Cave formations along the coast of an island in the Mediterranean Sea
hold evidence that sea level can rise and fall abruptly during an ice
age, a finding that casts some doubt on current notions about how
those lengthy cold spells develop and progress.
At the height of an ice age, immense volumes of water are locked up in
land-based ice sheets, and ocean levels can be as much as 130 meters
below where they are today. By contrast, when that ice melts during
warm periods, sea level can be a few meters higher than the modern-day
standard, says Jeffrey Dorale, a paleoclimatologist at the University
of Iowa in Iowa City. Now, Dorale and his colleagues report in the
Feb. 12 Science that during a brief interval well within the most
recent ice age, sea level suddenly and inexplicably rose to a height
more than one meter above today’s.
Evidence supporting that conclusion comes from cave formations on the
Spanish island of Majorca, the researchers say. As sea levels rose and
fell, waters sloshing into coastal caves left crusts of minerals on
their walls and floors as well as on existing cave formations, Dorale
says.
Radioisotope dating of mineral crusts in one cave along Majorca’s
southern coast indicates that sea level sat about 2.6 meters higher
than today between 121,000 and 116,000 years ago, during the last warm
spell between ice ages. That level is consistent with sea level data
gathered at other sites worldwide, Dorale notes.
But three samples from other crusts in the same cave — samples
deposited about 1.5 meters above modern-day sea level — yielded
surprising results. Those crusts formed around 81,000 years ago, well
after the most recent ice age — which lasted from roughly 110,000
until 10,000 years ago — had begun, Dorale says. Similar analyses of
samples from nearby caves show that between 80,000 and 82,000 years
ago, sea level ranged between 1.25 and 1.6 meters above today’s
standard.
“The [team’s] results are strong but not absolutely watertight,”

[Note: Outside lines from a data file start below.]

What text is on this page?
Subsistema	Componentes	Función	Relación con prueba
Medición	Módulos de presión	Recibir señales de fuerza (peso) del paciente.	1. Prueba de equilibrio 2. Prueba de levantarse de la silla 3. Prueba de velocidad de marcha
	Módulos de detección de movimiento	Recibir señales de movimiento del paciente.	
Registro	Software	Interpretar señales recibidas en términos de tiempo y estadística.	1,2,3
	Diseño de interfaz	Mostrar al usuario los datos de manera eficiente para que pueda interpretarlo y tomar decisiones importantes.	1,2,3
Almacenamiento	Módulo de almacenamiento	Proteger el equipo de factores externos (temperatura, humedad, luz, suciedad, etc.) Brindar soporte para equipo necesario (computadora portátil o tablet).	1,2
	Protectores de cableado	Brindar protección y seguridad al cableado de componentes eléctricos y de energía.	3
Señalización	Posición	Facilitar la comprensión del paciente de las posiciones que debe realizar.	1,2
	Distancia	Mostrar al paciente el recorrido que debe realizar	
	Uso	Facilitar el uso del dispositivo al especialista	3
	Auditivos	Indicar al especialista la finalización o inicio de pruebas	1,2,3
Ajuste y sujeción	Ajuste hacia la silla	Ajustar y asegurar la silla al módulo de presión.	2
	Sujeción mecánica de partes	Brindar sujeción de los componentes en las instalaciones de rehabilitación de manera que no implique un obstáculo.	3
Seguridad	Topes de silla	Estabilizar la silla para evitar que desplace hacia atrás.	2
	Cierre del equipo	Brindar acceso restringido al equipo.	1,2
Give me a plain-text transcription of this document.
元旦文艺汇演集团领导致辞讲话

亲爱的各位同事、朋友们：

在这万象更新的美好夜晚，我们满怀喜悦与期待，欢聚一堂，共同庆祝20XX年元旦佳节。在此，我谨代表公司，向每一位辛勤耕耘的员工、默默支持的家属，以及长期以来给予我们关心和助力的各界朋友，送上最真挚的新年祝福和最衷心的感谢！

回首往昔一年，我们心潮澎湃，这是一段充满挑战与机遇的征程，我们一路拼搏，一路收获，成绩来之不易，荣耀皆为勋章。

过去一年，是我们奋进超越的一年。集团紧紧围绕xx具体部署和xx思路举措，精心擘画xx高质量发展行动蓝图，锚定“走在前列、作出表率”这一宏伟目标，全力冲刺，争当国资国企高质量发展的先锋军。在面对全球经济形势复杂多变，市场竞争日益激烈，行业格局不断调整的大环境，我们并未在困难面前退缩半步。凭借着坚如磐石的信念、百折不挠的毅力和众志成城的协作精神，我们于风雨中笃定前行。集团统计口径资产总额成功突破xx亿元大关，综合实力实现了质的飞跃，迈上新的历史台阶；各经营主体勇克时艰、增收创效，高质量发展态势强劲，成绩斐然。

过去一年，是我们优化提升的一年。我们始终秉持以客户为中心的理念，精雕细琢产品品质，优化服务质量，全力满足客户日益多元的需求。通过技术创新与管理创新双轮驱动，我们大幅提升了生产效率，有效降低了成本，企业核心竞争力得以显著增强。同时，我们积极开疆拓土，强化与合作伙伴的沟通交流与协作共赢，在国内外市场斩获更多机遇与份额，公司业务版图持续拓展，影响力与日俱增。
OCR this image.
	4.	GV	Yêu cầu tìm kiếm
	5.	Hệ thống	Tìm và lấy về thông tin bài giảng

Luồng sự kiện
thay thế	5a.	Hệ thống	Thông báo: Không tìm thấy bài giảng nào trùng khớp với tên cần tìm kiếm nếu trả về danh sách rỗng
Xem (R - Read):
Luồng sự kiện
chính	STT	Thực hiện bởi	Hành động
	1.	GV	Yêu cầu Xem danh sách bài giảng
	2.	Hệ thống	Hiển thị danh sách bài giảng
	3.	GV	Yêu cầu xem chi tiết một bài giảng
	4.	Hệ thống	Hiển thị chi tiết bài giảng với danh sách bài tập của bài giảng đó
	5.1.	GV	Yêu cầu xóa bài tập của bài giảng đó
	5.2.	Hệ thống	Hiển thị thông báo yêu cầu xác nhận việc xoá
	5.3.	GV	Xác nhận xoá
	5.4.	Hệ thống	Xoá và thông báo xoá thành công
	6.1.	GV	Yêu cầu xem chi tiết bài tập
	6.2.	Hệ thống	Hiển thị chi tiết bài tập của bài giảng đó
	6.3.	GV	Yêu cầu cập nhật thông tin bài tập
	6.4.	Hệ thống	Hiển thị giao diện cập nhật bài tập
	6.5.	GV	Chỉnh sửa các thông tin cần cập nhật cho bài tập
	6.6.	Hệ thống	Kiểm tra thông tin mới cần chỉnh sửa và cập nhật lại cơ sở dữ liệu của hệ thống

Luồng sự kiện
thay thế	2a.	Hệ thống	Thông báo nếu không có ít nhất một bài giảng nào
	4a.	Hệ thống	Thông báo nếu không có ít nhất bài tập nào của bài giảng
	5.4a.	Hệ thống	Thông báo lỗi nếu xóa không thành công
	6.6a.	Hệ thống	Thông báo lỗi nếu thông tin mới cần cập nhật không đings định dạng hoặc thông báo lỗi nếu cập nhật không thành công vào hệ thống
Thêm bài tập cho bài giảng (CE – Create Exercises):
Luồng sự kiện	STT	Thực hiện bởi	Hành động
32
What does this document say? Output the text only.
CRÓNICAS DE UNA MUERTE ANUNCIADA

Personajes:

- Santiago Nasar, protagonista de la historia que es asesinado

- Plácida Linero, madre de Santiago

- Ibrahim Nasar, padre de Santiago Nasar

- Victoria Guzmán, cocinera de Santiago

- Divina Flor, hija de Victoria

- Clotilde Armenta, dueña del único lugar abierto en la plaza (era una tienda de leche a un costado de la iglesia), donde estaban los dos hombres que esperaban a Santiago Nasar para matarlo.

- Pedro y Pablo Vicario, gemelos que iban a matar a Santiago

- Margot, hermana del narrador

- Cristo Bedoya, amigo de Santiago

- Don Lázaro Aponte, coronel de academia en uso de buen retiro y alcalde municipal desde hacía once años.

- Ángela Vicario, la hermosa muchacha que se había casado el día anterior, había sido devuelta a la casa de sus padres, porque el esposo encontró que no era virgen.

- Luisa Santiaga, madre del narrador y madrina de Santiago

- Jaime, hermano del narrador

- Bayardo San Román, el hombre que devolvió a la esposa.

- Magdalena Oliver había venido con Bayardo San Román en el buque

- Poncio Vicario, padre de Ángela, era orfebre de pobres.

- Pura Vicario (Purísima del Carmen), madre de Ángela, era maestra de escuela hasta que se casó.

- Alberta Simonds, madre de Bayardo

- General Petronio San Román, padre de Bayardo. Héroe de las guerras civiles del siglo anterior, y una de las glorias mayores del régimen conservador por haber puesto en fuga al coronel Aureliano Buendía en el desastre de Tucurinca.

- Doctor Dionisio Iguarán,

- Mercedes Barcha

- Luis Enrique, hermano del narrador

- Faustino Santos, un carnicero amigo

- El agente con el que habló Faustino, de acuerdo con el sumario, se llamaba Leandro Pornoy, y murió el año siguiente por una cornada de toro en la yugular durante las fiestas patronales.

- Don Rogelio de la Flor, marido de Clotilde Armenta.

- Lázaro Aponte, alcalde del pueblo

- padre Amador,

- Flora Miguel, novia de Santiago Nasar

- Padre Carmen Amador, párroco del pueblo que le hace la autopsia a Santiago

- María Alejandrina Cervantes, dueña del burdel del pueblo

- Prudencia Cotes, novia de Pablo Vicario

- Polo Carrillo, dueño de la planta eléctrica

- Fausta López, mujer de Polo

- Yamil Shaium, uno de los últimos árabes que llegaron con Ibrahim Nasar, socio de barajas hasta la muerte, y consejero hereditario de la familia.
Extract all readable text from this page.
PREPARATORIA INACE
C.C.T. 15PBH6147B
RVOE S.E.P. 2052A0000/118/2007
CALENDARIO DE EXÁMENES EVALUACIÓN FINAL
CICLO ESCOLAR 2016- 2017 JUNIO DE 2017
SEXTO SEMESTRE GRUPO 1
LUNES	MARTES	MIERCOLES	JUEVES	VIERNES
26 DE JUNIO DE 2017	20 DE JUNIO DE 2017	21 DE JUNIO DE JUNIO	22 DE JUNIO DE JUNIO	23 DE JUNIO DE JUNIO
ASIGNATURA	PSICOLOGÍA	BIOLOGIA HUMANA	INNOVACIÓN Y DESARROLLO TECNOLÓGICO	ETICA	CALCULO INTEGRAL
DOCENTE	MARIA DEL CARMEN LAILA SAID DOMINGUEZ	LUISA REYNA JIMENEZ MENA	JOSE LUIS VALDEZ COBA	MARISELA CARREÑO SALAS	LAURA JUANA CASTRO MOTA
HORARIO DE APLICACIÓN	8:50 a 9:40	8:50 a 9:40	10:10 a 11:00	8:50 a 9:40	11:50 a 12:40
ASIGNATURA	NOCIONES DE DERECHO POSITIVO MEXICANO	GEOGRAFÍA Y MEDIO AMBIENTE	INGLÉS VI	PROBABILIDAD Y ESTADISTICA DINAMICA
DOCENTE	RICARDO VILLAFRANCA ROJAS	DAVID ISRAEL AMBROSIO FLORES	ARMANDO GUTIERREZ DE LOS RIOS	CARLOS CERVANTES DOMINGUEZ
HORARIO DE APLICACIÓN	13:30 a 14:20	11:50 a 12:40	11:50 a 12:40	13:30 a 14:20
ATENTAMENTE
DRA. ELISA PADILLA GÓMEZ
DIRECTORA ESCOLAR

comments R. Lawrence Edwards, a paleoclimatologist at the University
of Minnesota in Minneapolis. One possible confounding factor, for
instance, could be the rebound of Earth’s crust in the region since
the end of the most recent ice age. After the ice mass smothering
Northern Europe melted and ran to the sea, pressure from viscous
material at the top of Earth’s mantle would have lifted the area,
thereby influencing apparent sea level.
But Dorale and his colleagues contend that tectonic uplift hasn’t
affected their data. He cites similar analyses of now-submerged
mineral crusts in Majorcan caves indicating sea level was about 20
meters below today’s level about 85,000 years ago and about 15 meters
below the modern standard about 79,000 years ago — readings that match
most data gleaned elsewhere at those times.
Studies at a handful of sites worldwide have noted that sea level
reached an exceedingly brief and similarly enigmatic high point around
81,000 years ago, says Dorale. Those results have been controversial
and, for the most part, have been “politely ignored because they don’t
fit the presumed pattern” of how ice ages develop and progress, he
says.
Scientists have long noted erratic dips and jumps in sea level during
Earth’s ice ages, but debate has typically focused on the magnitude of
those swings, says Dorale. The new findings are somewhat disturbing
because they suggest that at some points during an ice age, sea level
can rise as much as 2 meters over the course of a century. “It’s tough
to explain how to melt that much ice that fast,” he admits.